Ein ökumenisches Gemeindeprojekt
Friedhof(f)nung – Ein besonderer Tag an einem besonderen Ort
Am Samstag, den 27. September 2025, fand unter der Leitung der Evangelischen Kirchengemeinde Mössingen ein Gemeinschaftsprojekt auf dem Friedhof statt – unter dem Motto „Friedhof(f)nung“. Das Wortspiel aus „Friedhof“, „Frieden“ und „Hoffnung“ bildete die Grundlage für eine Veranstaltung, die den Friedhof als Ort der Erinnerung, der Trauer, der Stille und Ruhe, aber auch als Ort der Hoffnung, des Friedens und der Begegnung neu in den Blick nahm.
Um 15 Uhr wurde die Veranstaltung feierlich durch Pfarrer Joachim Rieger und Oberbürgermeister Michael Bulander eröffnet. Bereits im Vorfeld hatten Teilnehmende in einem Workshop mit Stefanie Bahlinger sogenannte „Hoffnungsbretter“ künstlerisch gestaltet und bemalt.
Am Steinlachbogen wurde ein Erinnerungsort eingerichtet. In der Friedhofshalle wurden Hoffnungsworte mittels einer Videoinstallation präsentiert. Die Kinderkirche bot verschiedene Stationen mit kreativen und sinnstiftenden Aktivitäten an – unter anderem das Pflanzen von Blumenzwiebeln, verbunden mit dem Gedanken, im kommenden Frühling zu sehen, was Neues daraus entsteht.
Eine Neuerung war die Einweihung eines „Schwätzbänkles“, das künftig als Ort des Austauschs dienen soll. Führungen über den Friedhof zu Themen wie Bestattungsformen, Abschiedsrituale, Leben und Sterben in früheren Zeiten sowie Erläuterungen zum muslimischen Gräberfeld stießen auf großes Interesse.
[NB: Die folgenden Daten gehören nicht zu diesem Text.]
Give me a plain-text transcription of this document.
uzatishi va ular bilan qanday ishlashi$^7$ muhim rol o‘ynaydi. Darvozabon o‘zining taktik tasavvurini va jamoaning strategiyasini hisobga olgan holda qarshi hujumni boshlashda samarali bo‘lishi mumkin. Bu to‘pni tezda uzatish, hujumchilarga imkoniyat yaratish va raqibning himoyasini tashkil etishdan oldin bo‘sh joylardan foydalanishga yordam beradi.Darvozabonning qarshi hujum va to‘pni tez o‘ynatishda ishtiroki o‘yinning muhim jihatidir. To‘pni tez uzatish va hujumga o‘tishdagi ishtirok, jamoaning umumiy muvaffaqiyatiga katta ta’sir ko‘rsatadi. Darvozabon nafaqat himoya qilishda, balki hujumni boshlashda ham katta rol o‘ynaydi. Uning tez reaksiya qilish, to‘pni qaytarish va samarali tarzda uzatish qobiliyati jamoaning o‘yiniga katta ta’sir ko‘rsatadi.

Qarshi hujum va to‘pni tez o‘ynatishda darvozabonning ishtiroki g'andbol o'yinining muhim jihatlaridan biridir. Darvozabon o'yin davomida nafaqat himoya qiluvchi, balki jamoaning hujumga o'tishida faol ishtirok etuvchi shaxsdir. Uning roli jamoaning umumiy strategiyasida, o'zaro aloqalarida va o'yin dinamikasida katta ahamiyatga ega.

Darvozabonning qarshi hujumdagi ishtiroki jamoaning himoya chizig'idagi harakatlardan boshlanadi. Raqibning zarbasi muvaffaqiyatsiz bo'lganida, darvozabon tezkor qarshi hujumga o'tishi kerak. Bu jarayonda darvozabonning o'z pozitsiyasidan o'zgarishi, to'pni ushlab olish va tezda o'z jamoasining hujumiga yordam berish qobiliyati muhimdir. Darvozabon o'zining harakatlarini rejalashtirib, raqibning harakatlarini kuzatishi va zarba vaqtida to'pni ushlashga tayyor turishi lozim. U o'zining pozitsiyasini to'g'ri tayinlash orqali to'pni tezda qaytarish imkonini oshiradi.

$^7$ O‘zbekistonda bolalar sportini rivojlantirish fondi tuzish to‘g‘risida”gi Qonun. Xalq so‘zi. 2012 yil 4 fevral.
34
Zum Aufwärmen wurden im Kirchencafé sowie bei einer Abendsuppe in der Peter-und-Paulskirche kulinarische Angebote bereitgestellt.
Im Zentrum der musikalischen Stundenimpulse, die zu jeder vollen Stunde stattfanden, stand die christliche Auferstehungshoffnung. Mitwirkende waren der Posaunenchor sowie der Gemeindechor der Neuapostolischen Kirchengemeinde Mössingen.
Um 18 Uhr leitete der stellvertretende Gemeindevorsteher, Priester Dieter Wiech, eine Andacht in der Peter-und-Paulskirche, die musikalisch vom Gemeindechor begleitet wurde. Den Abschluss des Tages bildete ein bewegender Vortrag von Dan Forrests Requiem for the Living, dargeboten vom Projektchor, der sich aus verschiedenen Chören zusammensetzte. Es spielte das Orchester der Jugendmusikschule Steinlach. Pfarrerin Frauke Dietz sprach zum Abschluss hoffnungsvolle Worte, bevor alle Anwesenden gemeinsam das Abendlied „Der Mond ist aufgegangen“ sangen.